A large number of students will not be asked to pay the full, advertised sticker price of a school. Instead, they will be given a financial aid offer that will include a combination of scholarships, grants, loans, and work-study. The total cost of going to San Juan Bautista School of Medicine can seem tremendous, but do not forget that almost all students are given some form of financial help.
Just what financing solutions does San Juan Bautista School of Medicine provide, and just what are you going to be eligible for? Keep scrolling for answers. Keep going to find out how much school funding will be available to you.
Your financial aid package, which may contain grants and scholarships, will be determined on your financial need. Read on to get a sense of the financial assistance available at San Juan Bautista School of Medicine.
Financial aid, in the form of loans, grants, work-study, and scholarships, is one way colleges reduce the cost of attendance so most students can actually afford to attend. Bear in mind that not all aid is equal, and the amount any one student receives can vary widely.
For incoming first-year students at San Juan Bautista School of Medicine, 78% of first-year full-time students received aid of some kind roughly 7 incoming students).

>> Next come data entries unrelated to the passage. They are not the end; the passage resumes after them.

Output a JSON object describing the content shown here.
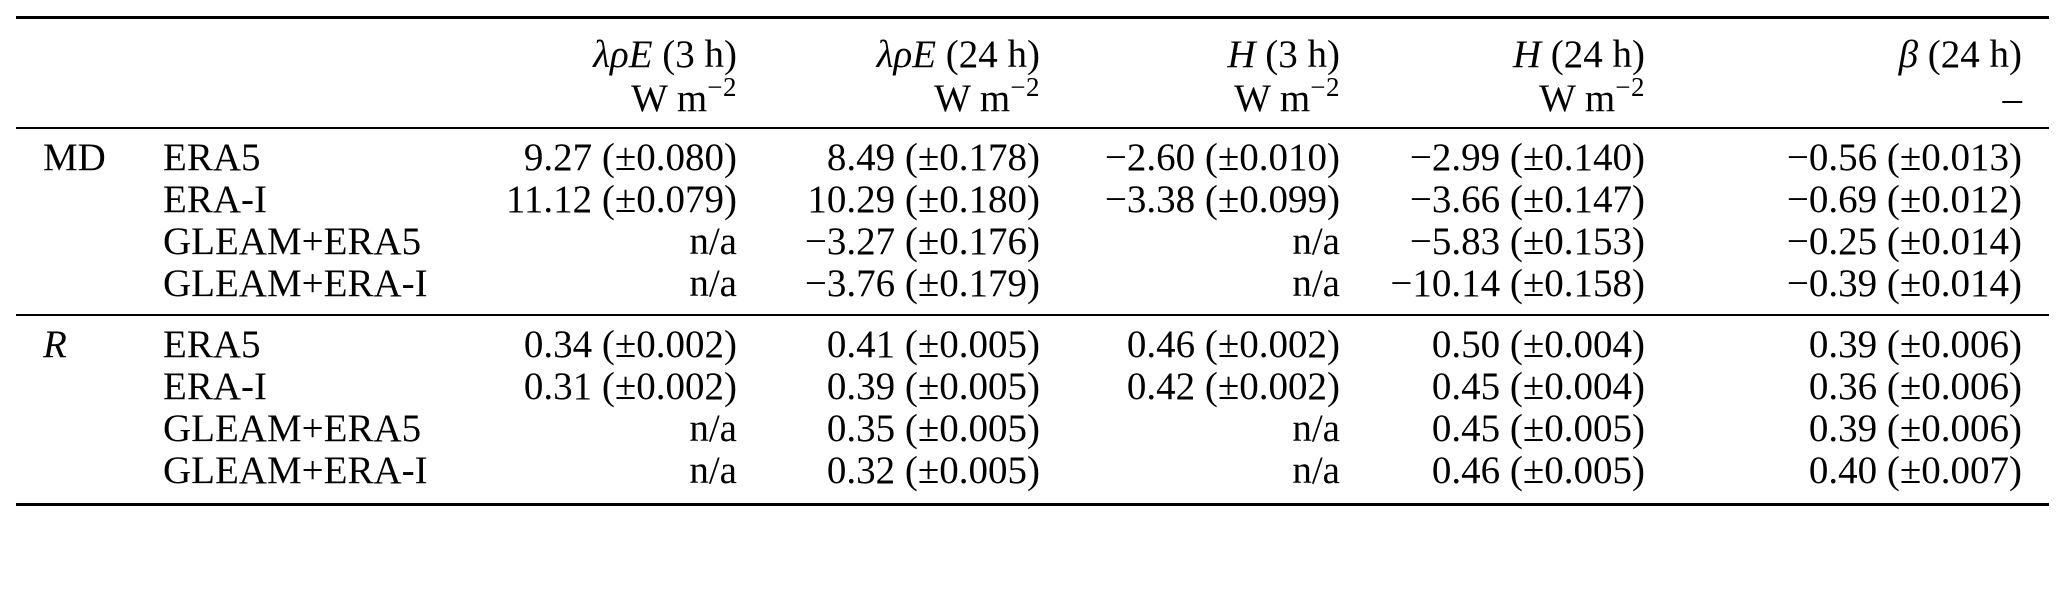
{
  "table": {
    "header": {
      "columns": [
        {
          "symbol": "λρE",
          "period": " (3 h)",
          "unit": "W m",
          "unit_exp": "−2"
        },
        {
          "symbol": "λρE",
          "period": " (24 h)",
          "unit": "W m",
          "unit_exp": "−2"
        },
        {
          "symbol": "H",
          "period": " (3 h)",
          "unit": "W m",
          "unit_exp": "−2"
        },
        {
          "symbol": "H",
          "period": " (24 h)",
          "unit": "W m",
          "unit_exp": "−2"
        },
        {
          "symbol": "β",
          "period": " (24 h)",
          "unit": "–",
          "unit_exp": ""
        }
      ]
    },
    "blocks": [
      {
        "group": "MD",
        "rows": [
          {
            "dataset": "ERA5",
            "values": [
              "9.27 (±0.080)",
              "8.49 (±0.178)",
              "−2.60 (±0.010)",
              "−2.99 (±0.140)",
              "−0.56 (±0.013)"
            ]
          },
          {
            "dataset": "ERA-I",
            "values": [
              "11.12 (±0.079)",
              "10.29 (±0.180)",
              "−3.38 (±0.099)",
              "−3.66 (±0.147)",
              "−0.69 (±0.012)"
            ]
          },
          {
            "dataset": "GLEAM+ERA5",
            "values": [
              "n/a",
              "−3.27 (±0.176)",
              "n/a",
              "−5.83 (±0.153)",
              "−0.25 (±0.014)"
            ]
          },
          {
            "dataset": "GLEAM+ERA-I",
            "values": [
              "n/a",
              "−3.76 (±0.179)",
              "n/a",
              "−10.14 (±0.158)",
              "−0.39 (±0.014)"
            ]
          }
        ]
      },
      {
        "group": "R",
        "rows": [
          {
            "dataset": "ERA5",
            "values": [
              "0.34 (±0.002)",
              "0.41 (±0.005)",
              "0.46 (±0.002)",
              "0.50 (±0.004)",
              "0.39 (±0.006)"
            ]
          },
          {
            "dataset": "ERA-I",
            "values": [
              "0.31 (±0.002)",
              "0.39 (±0.005)",
              "0.42 (±0.002)",
              "0.45 (±0.004)",
              "0.36 (±0.006)"
            ]
          },
          {
            "dataset": "GLEAM+ERA5",
            "values": [
              "n/a",
              "0.35 (±0.005)",
              "n/a",
              "0.45 (±0.005)",
              "0.39 (±0.006)"
            ]
          },
          {
            "dataset": "GLEAM+ERA-I",
            "values": [
              "n/a",
              "0.32 (±0.005)",
              "n/a",
              "0.46 (±0.005)",
              "0.40 (±0.007)"
            ]
          }
        ]
      }
    ]
  }
}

| Type of Aid | % of Freshmen Receiving | Average Amount |
|---|---|---|
| Grant or scholarship aid (all sources) | 78% | $7,395 |
| Institutional grants & scholarships | 0% | — |
| Federal Pell grants | 78% | $7,395 |
| State/local grants | 0% | — |
| Federal student loans | 0% | — |
Because grants and scholarships do not have to be repaid, they are the most sought-after type of financial aid. At this school, approximately 85% of undergraduate students received gift aid averaging $7,534 (across approximately 51 students).
| Award | % of Undergrads Receiving | Average Amount |
|---|---|---|
| Grant or scholarship aid (all sources) | 85% | $7,534 |
| Federal Pell grants | 85% | $7,340 |
| Federal student loans | 40% | $2,254 |
For students living on campus and receiving title-IV aid, grants averaged $7,395.
Because need-based aid scales with family income, what students actually pay differs sharply across income brackets.
| Family Income | Average Net Price |
|---|---|
| $0 – $48,000 | $7,563 |
| $30,001 – $75,000 | $7,896 |
Remember these are net prices — what families pay after gift aid, not before.
The net price strips out grant and scholarship aid from the sticker price to show roughly what families really pay.
| Cohort | Average Net Price |
|---|---|
| On-campus title-IV students | $4,946 |
| Off-campus title-IV students | $7,589 |
To project your own net price, use San Juan Bautista School of Medicine’s net price calculator: www.sanjuanbautista.edu/admissions/financial-aid/federal-student-loans.
Graduating students at San Juan Bautista School of Medicine carry a median federal student debt of $7,000 of federal student loans.
| Metric | Amount |
|---|---|
| Median federal debt (all student-aid borrowers) | $7,000 |
Federal data publishes pre-calculated indicators that summarize debt outcomes. San Juan Bautista School of Medicine.
Stafford loans are the federal government’s primary direct undergraduate lending program. Below is the annual Stafford program activity at San Juan Bautista School of Medicine:
| Metric | Value |
|---|---|
| Stafford loan recipients | 1535 |
| Total Stafford loan amount | $162,323,346 |
GI Bill and DoD Tuition Assistance are the two federal aid programs targeted at military-affiliated students.
Post-9/11 GI Bill recipients
| Metric | Value |
|---|---|
| GI Bill recipients | 4 |
| Total GI Bill amount | $32,009 |
| Average GI Bill amount per recipient | $8,002 |
References
More about our data sources and methodologies.